Late on 24 June the Kremlin announced that Belarusian President Alexander Lukashenko had brokered a deal with Prigozhin to end the mutiny. Under the deal, Prigozhin will move to Belarus with criminal charges against him being dropped and no Wagner personnel will be charged for their involvement in the rebellion. Following the announcement of the deal, Prigozhin ordered his troops to withdraw from Rostov and Voronezh.
Why it matters
While it is too soon to draw conclusions, preliminary analysis indicates that the mutiny exposed the weaknesses of Putin’s regime, further undermining it. First, Russia’s security forces were not prepared for such a development, posing only minimal resistance to Wagner’s advances. Wagner forces even destroyed five military helicopters. Second, the mutiny indicates that Putin’s grip on power is much weaker than previously believed. Although Putin is known to thrive on inter-elite infighting as it keeps different groups weakened, the rebellion suggests that he is not capable of preventing such infighting from escalating. Finally, Putin came to power following years of volatility and cemented his legitimacy on the provision of stability and security. The mutiny is a clear indication that he is no longer able to deliver on that, increasing the regime’s vulnerability.
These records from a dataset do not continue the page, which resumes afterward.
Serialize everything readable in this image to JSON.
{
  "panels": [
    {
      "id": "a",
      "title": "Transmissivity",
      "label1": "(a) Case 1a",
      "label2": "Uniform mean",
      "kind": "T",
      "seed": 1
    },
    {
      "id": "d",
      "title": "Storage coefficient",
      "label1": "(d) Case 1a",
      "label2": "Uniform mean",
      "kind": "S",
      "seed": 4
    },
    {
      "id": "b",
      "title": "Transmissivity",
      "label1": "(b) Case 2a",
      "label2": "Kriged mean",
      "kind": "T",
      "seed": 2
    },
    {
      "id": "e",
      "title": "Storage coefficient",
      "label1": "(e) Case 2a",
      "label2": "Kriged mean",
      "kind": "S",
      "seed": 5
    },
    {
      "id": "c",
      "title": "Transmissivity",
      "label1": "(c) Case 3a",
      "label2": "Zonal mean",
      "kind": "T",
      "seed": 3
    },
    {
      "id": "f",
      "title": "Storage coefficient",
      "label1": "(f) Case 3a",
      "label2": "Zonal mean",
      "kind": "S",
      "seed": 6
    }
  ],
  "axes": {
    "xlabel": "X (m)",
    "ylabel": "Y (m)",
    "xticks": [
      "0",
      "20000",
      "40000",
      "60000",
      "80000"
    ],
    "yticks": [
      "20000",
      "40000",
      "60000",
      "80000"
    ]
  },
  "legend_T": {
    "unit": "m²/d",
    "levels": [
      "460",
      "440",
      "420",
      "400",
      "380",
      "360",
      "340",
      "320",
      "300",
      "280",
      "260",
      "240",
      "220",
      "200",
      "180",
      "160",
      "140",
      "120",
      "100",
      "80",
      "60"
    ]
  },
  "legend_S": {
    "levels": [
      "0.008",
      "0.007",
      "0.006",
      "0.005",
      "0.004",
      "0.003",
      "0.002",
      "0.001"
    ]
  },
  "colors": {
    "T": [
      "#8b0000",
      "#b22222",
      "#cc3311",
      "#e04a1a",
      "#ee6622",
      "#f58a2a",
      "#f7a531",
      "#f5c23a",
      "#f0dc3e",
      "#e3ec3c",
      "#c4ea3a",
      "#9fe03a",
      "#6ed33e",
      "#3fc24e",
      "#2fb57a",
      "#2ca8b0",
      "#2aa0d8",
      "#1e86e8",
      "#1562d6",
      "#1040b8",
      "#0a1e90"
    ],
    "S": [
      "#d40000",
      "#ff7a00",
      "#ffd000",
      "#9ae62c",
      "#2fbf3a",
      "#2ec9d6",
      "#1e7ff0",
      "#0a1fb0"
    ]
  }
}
When explaining the reasons behind the “march for justice”, Prigozhin stated that his aim was to “punish” those that had made mistakes during Russia’s invasion of Ukraine, pointing mainly at Minister of Defence Sergei Shoigu and Chief of the General Staff Valery Gerasimov. Prigozhin and the military leadership have a history of disputes, with Prigozhin accusing Shoigu and Gerasimov of not supplying his forces with ammunition during the fight for Bakhmut, particularly between February and May. Most recently, on 10 June Shoigu ordered all “volunteer units” fighting in Ukraine to sign military contracts with the Ministry of Defence, likely in an attempt to consolidate and unify the army to better face the Ukrainian counter-offensive. Many – likely including Prigozhin – interpreted this move as an attempt to subordinate Wagner forces into the Russian military. It is widely believed that Prigozhin saw the “march for justice” as the only option to save Wagner forces from being absorbed into the military.
Much remains uncertain, including the future of Prigozhin and of the wider Wagner Group. On 26 June Putin stated that Wagner forces who had not been involved in the mutiny had three options – retire, move to Belarus or sign a contract with the military. It remains to be seen how many will opt for which option, with 26 June reports indicating that a military camp for up to 8,000 soldiers was being built in Belarus. Prigozhin’s and the Wagner Group’s fate will likely determine the strength of the mutiny’s impact on the war in Ukraine and on Russia’s overall stability.